Harry blocked Tom out of his thoughts at that moment. He hadn't let Tom know about his experiences with the Dursleys. After a while of Tom invading his thoughts, Harry figured out how to block him out. However, after a while, he just gave up half the time.
Transfigurations was a blast as usual, Potions was awkward to say the least (for Harry, Draco, and Snape, who had all began to tolerate and dare I say, like, one another), Charms could have gone better, and all Harry wanted to do was go to bed. But bed would have to wait. Dumbledore called Harry to his office.
"Ah, Harry," Dumbledore said, not turning to look at him. "I've made quite the discovery that I think will intrigue you. Don't be shy, come over." Dumbledore waved Harry over to him. Harry looked around the old man and saw an old looking pin.
"What is it sir?" Harry asked, tracing the edge. Harry jerked back as the pin began to glow lightly.

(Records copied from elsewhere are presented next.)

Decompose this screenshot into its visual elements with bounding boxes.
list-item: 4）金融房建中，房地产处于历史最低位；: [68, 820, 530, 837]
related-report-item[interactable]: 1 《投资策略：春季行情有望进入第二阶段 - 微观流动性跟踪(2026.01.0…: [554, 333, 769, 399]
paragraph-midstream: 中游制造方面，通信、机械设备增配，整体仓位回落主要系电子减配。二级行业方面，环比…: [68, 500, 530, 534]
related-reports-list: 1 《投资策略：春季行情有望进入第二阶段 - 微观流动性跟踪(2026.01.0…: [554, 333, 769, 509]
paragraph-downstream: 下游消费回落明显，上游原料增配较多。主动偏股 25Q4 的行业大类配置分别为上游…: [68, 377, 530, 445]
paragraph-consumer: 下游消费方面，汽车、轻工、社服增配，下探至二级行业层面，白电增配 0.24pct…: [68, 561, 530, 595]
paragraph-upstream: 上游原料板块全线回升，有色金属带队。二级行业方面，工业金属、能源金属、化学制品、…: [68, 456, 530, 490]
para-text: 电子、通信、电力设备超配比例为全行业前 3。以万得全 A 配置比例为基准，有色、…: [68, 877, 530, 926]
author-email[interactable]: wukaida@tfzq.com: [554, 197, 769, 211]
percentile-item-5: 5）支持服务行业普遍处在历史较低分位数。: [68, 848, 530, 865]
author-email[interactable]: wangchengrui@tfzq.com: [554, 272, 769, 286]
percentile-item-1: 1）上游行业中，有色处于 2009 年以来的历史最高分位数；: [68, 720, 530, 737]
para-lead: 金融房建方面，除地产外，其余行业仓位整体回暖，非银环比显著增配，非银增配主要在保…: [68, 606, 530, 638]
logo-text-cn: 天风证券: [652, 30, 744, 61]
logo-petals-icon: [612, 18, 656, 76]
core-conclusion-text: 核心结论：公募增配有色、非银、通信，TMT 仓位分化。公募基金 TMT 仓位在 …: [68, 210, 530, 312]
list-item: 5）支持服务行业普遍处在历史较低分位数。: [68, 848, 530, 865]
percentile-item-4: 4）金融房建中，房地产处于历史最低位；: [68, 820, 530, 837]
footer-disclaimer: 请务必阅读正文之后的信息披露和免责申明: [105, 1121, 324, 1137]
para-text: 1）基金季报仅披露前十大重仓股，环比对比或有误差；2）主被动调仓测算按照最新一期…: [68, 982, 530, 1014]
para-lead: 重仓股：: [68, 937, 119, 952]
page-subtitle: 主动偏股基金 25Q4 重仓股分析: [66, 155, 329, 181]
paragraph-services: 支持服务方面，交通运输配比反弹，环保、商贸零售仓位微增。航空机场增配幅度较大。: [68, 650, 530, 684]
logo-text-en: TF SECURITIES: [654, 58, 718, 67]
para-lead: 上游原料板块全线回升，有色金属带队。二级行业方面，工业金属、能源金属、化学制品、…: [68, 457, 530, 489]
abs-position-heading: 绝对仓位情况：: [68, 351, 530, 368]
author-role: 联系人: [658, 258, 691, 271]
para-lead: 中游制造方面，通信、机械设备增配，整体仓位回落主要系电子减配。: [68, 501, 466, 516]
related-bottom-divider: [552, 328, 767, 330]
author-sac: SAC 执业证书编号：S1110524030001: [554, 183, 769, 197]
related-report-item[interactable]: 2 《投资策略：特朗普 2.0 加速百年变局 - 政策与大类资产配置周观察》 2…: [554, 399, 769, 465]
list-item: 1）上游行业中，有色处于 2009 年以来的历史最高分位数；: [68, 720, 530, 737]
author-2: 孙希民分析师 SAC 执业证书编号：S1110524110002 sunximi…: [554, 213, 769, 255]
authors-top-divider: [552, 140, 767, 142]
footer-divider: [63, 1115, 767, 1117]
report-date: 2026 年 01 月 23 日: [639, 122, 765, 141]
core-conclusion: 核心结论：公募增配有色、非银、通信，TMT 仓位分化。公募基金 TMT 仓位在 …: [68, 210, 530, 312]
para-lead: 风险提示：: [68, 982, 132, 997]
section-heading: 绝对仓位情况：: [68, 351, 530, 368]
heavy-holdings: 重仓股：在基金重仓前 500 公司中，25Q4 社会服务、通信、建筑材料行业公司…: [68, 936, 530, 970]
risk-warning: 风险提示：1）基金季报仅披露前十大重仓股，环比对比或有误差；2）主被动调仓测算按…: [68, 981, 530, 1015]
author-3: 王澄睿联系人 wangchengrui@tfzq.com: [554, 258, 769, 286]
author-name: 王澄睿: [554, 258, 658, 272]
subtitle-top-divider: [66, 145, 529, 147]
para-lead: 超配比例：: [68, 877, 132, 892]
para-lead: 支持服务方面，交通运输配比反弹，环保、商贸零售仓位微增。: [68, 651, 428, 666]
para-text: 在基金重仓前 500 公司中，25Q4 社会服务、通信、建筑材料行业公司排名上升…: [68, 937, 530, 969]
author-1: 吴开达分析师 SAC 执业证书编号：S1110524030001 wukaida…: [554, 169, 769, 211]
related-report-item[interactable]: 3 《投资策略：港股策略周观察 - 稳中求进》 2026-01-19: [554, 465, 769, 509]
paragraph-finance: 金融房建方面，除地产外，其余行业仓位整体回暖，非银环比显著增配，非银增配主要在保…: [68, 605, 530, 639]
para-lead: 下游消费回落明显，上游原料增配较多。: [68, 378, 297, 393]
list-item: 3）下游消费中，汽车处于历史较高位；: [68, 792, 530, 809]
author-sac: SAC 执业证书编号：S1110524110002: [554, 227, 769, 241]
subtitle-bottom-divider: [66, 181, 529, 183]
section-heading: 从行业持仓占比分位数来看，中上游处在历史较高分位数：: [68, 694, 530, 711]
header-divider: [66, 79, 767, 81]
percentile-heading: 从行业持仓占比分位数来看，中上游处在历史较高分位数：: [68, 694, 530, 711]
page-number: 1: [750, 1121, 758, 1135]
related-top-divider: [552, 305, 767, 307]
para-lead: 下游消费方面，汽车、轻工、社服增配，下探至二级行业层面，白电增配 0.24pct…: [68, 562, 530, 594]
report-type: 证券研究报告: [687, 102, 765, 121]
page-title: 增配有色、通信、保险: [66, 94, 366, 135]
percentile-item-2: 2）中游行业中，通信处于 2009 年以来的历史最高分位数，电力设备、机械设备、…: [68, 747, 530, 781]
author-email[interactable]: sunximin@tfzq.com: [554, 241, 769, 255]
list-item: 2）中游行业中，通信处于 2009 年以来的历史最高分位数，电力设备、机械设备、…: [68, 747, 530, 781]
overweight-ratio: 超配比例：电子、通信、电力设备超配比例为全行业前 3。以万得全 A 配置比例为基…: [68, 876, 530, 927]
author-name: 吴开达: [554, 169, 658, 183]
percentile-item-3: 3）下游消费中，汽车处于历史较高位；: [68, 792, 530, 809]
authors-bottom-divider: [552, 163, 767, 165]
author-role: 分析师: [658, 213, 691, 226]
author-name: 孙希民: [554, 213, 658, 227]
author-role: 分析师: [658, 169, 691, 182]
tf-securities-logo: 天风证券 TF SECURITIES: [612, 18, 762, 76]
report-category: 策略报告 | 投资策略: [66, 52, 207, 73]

"Ah, just as I thought," Dumbledore hummed.
"What does it mean?" Harry wondered.
"Harry, you said the sorting hat had trouble choosing a house for you?" Harry nodded. "I believe you are the สี่แยกด้าน (S̄ī̀ yæk d̂ān), also know as the four sides crossroad."
"But, what does it mean sir?" Harry asked.
"It means that you don't just belong in Gryffindor, you belong in all of the houses." Dumbledore told him. "The hat couldn't choose untill you told it what you wanted to be because you could go to any house and it would be right."
When Harry returned to his room he sighed and plopped onto his bed. What do I do now? He thought, gesturing wildly. You could join my side... GO AWAY TOM!